Effective silencing achieved for 440 kinase genes when screened with SMARTpool siRNA reagents in two cell lines. Under screening conditions these overall results provide validation of siRNA design and SMARTpool technology for effective target knockdown. HeLa and MCF10a cells were transfected with 50 nM of each siRNA using DharmaFECT 1 transfection reagent. Target mRNA levels were determined by branched DNA assay (Panomics Quantigene® Reagent System). The pie chart represents the summary of silencing achieved for the entire data set (880 total data points). The bar graph is a representative sample of genes assayed.

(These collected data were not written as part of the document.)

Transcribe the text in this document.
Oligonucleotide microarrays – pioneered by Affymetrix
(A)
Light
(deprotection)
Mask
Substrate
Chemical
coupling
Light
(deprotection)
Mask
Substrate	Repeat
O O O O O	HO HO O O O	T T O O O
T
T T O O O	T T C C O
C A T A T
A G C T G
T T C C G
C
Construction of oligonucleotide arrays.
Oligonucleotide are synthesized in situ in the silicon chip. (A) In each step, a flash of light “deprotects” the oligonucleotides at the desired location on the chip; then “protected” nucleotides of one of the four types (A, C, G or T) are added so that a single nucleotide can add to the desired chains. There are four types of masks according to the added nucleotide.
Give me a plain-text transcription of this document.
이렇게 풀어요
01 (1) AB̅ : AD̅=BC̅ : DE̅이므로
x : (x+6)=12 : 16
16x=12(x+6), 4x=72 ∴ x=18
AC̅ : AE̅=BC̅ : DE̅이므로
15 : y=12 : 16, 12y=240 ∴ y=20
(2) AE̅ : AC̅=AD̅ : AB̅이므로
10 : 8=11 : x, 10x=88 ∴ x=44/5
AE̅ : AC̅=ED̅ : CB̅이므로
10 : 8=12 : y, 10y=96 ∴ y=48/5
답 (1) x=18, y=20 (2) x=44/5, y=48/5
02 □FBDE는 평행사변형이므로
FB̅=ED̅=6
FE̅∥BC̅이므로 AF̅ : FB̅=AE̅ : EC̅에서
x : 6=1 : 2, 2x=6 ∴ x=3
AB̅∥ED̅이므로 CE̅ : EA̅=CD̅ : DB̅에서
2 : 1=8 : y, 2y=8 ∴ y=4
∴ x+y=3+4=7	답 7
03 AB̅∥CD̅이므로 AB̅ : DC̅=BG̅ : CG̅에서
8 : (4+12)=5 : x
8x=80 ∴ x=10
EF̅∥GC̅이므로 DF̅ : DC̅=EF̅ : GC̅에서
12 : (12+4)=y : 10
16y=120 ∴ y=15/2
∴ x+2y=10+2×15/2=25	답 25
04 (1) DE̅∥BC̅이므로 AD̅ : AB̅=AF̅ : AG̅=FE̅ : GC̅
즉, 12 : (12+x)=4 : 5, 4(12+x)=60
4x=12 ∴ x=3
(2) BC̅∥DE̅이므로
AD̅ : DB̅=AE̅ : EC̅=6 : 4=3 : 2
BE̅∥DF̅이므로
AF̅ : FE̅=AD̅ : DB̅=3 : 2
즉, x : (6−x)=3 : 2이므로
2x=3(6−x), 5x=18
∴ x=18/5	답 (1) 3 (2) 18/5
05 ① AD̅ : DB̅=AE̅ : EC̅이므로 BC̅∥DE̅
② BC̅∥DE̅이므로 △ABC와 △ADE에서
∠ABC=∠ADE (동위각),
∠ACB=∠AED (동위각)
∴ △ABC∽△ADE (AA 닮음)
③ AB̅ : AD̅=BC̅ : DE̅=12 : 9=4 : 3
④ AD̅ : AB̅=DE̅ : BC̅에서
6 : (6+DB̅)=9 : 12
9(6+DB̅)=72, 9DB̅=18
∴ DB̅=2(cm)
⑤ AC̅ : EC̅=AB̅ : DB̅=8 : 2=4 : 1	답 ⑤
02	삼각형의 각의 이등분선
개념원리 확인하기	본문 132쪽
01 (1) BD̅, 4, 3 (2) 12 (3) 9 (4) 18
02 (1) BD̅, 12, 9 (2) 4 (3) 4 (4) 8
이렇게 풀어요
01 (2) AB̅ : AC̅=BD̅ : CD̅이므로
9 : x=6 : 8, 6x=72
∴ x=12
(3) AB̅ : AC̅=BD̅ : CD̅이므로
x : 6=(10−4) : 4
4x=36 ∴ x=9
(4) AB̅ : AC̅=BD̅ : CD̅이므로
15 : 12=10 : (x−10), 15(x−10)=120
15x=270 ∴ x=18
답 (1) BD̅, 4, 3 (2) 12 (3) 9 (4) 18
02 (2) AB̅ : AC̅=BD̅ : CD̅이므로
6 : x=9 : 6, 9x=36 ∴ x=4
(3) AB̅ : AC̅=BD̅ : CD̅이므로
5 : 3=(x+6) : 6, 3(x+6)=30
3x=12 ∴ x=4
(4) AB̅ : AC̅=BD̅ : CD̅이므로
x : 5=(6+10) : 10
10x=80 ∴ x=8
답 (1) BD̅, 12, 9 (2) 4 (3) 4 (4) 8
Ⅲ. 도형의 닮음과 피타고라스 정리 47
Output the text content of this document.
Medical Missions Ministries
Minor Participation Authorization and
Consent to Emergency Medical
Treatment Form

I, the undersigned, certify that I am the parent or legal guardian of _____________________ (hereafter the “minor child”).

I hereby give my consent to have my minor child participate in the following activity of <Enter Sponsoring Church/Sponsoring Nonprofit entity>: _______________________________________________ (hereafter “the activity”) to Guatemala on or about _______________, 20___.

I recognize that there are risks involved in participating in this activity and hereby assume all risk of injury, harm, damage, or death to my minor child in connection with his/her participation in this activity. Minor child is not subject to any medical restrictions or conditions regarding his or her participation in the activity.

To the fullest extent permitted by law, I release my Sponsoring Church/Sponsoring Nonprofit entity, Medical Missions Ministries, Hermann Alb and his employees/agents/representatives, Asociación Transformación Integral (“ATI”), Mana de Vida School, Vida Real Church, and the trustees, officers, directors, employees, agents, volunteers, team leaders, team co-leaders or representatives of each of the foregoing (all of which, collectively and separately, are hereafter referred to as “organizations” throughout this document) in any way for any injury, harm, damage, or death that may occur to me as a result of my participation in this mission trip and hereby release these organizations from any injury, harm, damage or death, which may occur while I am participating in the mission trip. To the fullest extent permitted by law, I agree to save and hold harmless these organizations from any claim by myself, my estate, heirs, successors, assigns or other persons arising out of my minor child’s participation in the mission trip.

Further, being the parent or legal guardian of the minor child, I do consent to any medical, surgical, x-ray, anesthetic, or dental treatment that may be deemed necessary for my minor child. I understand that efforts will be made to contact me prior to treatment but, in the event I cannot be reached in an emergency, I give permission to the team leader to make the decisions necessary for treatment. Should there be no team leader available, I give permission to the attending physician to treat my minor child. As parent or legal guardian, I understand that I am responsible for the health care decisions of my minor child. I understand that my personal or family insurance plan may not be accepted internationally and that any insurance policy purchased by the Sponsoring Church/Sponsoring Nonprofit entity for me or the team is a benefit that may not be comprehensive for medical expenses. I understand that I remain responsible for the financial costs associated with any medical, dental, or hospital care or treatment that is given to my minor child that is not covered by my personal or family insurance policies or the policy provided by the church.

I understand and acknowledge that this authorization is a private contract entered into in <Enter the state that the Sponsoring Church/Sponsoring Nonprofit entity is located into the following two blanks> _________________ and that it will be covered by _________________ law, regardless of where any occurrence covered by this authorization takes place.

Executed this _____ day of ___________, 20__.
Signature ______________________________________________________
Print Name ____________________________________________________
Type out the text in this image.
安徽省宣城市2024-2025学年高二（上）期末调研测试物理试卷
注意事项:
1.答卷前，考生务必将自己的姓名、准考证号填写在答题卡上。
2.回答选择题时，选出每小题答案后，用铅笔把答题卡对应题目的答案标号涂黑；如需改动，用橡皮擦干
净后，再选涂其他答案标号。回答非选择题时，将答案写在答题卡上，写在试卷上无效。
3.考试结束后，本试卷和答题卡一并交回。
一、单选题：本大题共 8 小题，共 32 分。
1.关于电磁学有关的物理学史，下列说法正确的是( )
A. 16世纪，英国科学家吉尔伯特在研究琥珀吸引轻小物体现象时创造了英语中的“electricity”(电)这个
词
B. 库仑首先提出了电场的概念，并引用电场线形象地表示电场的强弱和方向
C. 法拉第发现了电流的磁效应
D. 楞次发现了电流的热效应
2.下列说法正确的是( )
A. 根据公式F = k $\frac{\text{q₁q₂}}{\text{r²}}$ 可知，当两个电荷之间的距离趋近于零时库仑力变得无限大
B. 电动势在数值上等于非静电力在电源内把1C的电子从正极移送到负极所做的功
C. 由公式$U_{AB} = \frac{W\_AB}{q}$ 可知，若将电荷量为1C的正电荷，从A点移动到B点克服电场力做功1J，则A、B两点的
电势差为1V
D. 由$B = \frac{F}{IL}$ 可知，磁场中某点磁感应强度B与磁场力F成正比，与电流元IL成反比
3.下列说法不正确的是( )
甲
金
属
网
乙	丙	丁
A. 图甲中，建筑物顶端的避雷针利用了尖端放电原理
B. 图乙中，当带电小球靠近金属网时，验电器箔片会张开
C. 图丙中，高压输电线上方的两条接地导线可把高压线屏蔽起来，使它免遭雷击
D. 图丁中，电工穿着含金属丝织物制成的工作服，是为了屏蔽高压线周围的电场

Unnecessary sense-strand inactivation can increase off-target activity
Unmodified and sense strand-inactivated siRNAs were used to target five genes. In four cases, off-targets were increased due to enhanced RISC loading of the antisense strand when the sense strand was modified. The unmodified siRNAs have natural guide-strand loading characteristics. All siRNAs had comparable silencing potency. Data shown represents genes down-regulated by twofold or more. HEK293 cells were transfected with 100 nM siRNA using 0.2 μL of DharmaFECT 1. Data was analyzed at 24 hours by genomewide microarray analysis (Agilent).
Why not modify ALL siGENOME siRNAs to ensure proper strand loading? It has been demonstrated by Dharmacon scientists1 and others2 that forcing antisense (guide) strand entry into RISC may actually INCREASE off-targets due to increased loading of the guide strand and resulting off-target activity by its seed region. siGENOME siRNAs are designed with thermodynamic properties to naturally facilitate guide strand entry to RISC, which has been demonstrated to correlate with functionality1. However, in cases where a high-scoring siGENOME siRNA does not possess ideal strand-loading characteristics, a sense (passenger) strand-inhibiting chemical modification (ON-TARGET) is utilized to promote guide strand entry. Approximately 20% of siGENOME siRNAs carry the ON-TARGET modification.